Karla Smith, CFO, Ogilvy UK 


Inflation growth and cost-of-living concerns are still front of mind for the UK consumer but there are positive shoots. Only last week the ONS reported that the UK economy grew in November 2022 against predictions of decline. The Bellwether report continues that message of increased but still cautious optimism with more respondents reporting an increase in marketing budgets than a decrease. The smart clients will lean into the caution to grow their market share, working with their agencies as trusted advisors and an agile approach to channel selection.


Jennifer Black, CEO and Partner, Special Group London


The latest IPA Bellwether Report has revealed that total UK marketing budgets continue to grow, findings that are particularly welcome in light of the current economic climate. While this needs to be viewed with a level of caution, positive sentiment, even if measured, is just what the industry needs right now, following three years of turbulence and uncertainty. It helps lift morale, sets expectations for the year ahead and is a sign that confidence is returning to the industry.


Patrick Reid, Group CEO, Imagination 


Last year we saw a return to live experiences like never before, with global sporting events like the winter World Cup and Women’s Euros providing huge opportunities for brands to connect with fans and drive spending.

So it’s no surprise to see that events have continued to be the top performing category in marketing budgets in Q4, and are expected to continue this trajectory in 2023 and beyond.

It is promising to see that even during times of financial uncertainty, brands turn to experiences as a key marketing activity, which reflects what we’re seeing across our own client portfolio.

Brands today understand the value of engaging with customers on a deeper, more authentic level as a means to drive brand growth.
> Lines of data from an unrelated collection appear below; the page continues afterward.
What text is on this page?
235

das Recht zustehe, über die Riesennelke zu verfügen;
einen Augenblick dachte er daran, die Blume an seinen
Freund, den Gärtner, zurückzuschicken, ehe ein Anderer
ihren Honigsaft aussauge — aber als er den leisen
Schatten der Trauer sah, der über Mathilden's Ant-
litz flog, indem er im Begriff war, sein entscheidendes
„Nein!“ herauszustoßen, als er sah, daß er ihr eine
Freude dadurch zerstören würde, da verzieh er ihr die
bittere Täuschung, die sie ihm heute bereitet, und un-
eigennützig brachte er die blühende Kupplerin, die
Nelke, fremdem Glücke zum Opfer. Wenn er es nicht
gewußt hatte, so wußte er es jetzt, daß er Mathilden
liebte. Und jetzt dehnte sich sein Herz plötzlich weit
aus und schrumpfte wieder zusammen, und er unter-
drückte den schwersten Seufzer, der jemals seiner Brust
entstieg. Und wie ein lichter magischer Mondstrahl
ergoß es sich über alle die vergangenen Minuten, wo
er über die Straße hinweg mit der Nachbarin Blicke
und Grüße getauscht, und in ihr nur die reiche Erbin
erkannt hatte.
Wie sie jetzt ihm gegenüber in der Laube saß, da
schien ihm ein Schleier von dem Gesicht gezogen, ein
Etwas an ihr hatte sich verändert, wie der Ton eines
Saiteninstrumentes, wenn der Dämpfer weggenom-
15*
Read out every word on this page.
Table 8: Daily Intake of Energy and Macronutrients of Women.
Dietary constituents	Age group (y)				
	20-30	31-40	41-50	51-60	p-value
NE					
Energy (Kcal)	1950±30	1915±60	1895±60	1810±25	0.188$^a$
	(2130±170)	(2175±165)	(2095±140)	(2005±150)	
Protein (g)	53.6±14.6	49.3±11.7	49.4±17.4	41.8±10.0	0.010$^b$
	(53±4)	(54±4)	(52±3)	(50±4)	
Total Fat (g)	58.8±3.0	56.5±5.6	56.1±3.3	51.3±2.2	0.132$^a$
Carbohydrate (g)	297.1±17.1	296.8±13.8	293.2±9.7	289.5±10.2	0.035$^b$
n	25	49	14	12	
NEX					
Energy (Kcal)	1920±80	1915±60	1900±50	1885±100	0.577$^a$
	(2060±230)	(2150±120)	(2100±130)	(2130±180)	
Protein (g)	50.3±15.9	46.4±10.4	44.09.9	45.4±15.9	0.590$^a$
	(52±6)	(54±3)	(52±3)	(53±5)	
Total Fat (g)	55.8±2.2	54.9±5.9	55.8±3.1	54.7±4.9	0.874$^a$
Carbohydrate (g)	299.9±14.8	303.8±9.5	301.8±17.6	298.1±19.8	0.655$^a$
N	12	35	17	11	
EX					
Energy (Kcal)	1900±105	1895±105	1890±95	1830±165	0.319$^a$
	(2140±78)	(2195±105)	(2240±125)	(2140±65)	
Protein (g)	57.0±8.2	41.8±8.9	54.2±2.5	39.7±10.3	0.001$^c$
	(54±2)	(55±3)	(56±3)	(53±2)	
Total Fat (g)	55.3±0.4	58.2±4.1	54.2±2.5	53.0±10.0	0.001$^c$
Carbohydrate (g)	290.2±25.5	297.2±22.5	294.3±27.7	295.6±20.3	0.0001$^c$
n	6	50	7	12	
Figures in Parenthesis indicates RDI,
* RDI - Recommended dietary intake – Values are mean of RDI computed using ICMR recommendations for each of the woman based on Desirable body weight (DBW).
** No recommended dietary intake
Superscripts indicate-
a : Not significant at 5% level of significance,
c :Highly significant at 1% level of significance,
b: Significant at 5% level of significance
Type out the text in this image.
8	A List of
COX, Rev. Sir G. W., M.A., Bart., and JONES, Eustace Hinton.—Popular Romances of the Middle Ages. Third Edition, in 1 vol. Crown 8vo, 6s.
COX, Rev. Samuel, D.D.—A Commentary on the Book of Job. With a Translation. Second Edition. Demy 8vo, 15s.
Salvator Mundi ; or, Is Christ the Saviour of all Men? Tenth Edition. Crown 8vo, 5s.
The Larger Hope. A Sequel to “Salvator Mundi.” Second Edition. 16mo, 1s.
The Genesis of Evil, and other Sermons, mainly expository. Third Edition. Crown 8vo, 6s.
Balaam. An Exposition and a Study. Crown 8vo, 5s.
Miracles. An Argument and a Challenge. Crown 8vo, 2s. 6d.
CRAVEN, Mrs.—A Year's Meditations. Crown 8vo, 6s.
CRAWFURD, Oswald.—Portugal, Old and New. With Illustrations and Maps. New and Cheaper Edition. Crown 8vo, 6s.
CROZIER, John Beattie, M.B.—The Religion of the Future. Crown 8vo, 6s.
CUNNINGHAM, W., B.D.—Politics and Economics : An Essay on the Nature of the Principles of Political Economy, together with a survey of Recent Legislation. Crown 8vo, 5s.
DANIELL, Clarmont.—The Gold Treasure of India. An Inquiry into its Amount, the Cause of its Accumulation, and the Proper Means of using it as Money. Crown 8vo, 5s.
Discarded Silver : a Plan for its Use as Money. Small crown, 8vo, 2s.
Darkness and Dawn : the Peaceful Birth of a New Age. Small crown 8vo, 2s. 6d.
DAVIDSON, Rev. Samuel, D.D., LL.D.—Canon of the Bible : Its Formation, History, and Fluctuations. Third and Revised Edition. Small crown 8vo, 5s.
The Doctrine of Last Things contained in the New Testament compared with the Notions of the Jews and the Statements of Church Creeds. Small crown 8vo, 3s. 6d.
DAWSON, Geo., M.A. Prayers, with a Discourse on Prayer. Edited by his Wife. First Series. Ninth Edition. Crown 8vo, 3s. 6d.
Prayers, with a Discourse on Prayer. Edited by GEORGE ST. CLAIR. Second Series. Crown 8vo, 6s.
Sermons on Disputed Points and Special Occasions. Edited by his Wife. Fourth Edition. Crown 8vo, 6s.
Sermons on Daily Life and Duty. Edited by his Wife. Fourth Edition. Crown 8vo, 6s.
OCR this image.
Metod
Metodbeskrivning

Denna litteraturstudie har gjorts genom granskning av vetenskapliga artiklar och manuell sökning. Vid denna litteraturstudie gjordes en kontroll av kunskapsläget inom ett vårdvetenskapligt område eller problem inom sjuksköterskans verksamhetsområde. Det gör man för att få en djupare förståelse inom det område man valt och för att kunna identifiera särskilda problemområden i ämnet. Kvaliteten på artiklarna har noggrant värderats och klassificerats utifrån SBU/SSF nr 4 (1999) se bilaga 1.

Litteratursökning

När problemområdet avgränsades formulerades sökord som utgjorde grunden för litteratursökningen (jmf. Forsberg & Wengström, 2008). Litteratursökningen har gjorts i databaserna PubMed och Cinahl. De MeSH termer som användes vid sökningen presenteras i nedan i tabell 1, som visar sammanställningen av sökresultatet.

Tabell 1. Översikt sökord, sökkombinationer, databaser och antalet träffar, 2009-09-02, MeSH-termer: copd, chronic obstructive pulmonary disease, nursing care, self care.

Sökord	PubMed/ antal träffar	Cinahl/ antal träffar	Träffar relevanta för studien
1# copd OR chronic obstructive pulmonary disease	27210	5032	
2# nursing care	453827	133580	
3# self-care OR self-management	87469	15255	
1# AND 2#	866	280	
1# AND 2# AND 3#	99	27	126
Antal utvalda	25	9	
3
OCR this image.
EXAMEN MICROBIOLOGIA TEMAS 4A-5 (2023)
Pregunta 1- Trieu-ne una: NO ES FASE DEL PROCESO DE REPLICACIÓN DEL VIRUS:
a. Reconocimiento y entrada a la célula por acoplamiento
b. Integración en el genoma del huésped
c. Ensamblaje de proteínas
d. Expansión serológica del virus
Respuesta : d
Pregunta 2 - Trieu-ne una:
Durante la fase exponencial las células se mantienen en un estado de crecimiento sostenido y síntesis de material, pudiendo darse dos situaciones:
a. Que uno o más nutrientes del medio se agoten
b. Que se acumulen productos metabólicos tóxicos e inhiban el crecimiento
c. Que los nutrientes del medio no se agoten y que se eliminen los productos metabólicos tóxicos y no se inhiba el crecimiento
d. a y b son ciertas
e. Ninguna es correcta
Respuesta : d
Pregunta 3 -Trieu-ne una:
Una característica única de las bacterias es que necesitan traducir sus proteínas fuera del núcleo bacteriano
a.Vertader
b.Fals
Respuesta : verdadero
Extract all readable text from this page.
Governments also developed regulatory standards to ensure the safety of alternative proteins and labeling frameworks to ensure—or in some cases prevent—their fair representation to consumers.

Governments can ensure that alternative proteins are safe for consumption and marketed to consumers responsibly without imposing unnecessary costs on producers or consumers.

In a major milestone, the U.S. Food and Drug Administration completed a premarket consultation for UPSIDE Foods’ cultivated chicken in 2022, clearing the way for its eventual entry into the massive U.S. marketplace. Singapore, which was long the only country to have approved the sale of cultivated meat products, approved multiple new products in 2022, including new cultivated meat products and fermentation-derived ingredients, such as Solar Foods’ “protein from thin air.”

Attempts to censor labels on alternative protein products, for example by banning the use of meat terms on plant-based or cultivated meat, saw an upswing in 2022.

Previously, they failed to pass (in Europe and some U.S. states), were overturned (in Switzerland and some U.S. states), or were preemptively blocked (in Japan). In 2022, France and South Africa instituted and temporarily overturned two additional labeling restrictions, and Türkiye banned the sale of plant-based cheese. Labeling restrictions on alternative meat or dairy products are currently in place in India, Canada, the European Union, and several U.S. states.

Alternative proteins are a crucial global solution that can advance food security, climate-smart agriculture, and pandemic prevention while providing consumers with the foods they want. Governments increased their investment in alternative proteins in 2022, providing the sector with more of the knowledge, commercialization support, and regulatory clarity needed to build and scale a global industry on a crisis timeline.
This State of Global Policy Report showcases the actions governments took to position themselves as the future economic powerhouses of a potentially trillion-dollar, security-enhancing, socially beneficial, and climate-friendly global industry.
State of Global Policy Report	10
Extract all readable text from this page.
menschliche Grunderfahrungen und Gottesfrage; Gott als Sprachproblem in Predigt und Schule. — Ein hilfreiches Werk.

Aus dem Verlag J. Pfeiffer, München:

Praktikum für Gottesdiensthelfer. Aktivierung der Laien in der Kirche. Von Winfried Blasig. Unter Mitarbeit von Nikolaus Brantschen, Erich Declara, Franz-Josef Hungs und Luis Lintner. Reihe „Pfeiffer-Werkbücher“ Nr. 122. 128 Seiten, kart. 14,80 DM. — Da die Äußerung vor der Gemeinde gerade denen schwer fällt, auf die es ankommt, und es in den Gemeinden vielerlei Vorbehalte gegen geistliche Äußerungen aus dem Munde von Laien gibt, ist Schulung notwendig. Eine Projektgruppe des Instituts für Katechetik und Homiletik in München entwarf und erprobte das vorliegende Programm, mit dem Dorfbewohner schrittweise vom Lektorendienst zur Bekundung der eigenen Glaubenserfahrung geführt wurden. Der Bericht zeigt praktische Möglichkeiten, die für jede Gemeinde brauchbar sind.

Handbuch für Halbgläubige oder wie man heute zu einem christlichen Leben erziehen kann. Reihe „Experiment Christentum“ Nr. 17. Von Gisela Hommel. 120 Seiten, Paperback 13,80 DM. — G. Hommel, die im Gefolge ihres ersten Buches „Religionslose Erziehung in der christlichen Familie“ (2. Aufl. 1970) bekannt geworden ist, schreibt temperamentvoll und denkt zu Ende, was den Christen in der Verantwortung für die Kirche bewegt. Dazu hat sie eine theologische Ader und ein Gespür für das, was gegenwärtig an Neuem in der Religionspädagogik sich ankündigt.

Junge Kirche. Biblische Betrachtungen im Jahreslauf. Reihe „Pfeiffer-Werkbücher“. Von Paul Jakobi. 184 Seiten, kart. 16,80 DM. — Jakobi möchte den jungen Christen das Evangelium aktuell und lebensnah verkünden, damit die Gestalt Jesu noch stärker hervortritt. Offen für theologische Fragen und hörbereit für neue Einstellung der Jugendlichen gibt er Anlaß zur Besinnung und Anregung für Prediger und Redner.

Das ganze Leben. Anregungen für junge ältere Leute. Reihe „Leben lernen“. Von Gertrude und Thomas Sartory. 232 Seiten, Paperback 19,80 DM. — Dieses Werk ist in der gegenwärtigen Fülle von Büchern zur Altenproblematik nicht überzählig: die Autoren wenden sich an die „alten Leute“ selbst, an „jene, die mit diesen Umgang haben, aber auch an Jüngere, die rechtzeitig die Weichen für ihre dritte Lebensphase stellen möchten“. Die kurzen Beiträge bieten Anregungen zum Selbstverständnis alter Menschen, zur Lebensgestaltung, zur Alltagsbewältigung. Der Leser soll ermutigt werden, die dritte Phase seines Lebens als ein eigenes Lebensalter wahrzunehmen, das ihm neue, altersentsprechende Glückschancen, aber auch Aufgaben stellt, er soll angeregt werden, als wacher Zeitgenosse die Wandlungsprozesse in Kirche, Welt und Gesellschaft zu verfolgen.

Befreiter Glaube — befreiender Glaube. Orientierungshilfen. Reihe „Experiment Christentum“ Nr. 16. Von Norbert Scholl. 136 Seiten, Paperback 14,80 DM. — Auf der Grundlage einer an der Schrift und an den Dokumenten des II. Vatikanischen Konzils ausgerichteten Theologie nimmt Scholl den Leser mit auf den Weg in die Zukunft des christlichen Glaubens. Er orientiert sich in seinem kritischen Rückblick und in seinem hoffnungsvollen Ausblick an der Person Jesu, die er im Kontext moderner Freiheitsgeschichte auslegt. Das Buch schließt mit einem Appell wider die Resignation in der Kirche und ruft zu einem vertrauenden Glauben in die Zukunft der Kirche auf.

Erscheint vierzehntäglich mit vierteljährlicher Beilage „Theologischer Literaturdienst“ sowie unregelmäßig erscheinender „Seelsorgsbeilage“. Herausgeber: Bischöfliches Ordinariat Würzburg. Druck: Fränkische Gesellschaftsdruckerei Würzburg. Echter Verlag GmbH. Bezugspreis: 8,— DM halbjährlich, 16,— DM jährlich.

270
We look forward to seeing this category continue to grow, and the innovations that will inevitably follow.


Richard Exon, Founder, Joint


The latest Bellwether Report points unflinchingly at the dilemma marketers face in 2023. 

The cost of living crisis is real and urgent, crushing consumer confidence. But like all things it will pass. Inflation will slow, interest rates will stabilise and those brands that hold their nerve and invest with conviction throughout the first half of the year will reap rewards. 

Every brand has the opportunity to represent certainty in an uncertain world by being present and being relevant. Surprise and delight with inspiring, bold ideas that consumers simply can’t ignore. 

Whilst others dither, smart businesses will grab market share and energise their existing user base, investing consistently to create emotional advantage over their competitors.


Emma Ellis, Managing Director, Interbrand London


The findings from the latest IPA Bellwether report prove to be really encouraging and offer great news for the industry. Despite the global economic uncertainty we’re faced with, it is good for businesses to invest in brand activity and it’s important that people understand the benefits of this investment.

From experience, we have seen that businesses that invest in building their brand equity and leveraging brand as an asset are in a stronger position to bounce back from economic downturn. In fact, during the financial crisis in 2008, Interbrand's Best Global Brands managed to recover to their pre-crisis levels up to two times faster.

The last recession has proven that the brands who continue investing through turbulent times will not only be the ones who accelerate out of it, but also the ones that provide customers with the confidence they need. And as a result, consumer loyalty is strengthened.

It’s positive to see investment in marketing spend continue to increase in Q4 with 20.2% of survey respondents upwardly revising their budgets through the last three months. This investment could be key for brands as it signals the safeguarding of business and weathering of storms to come.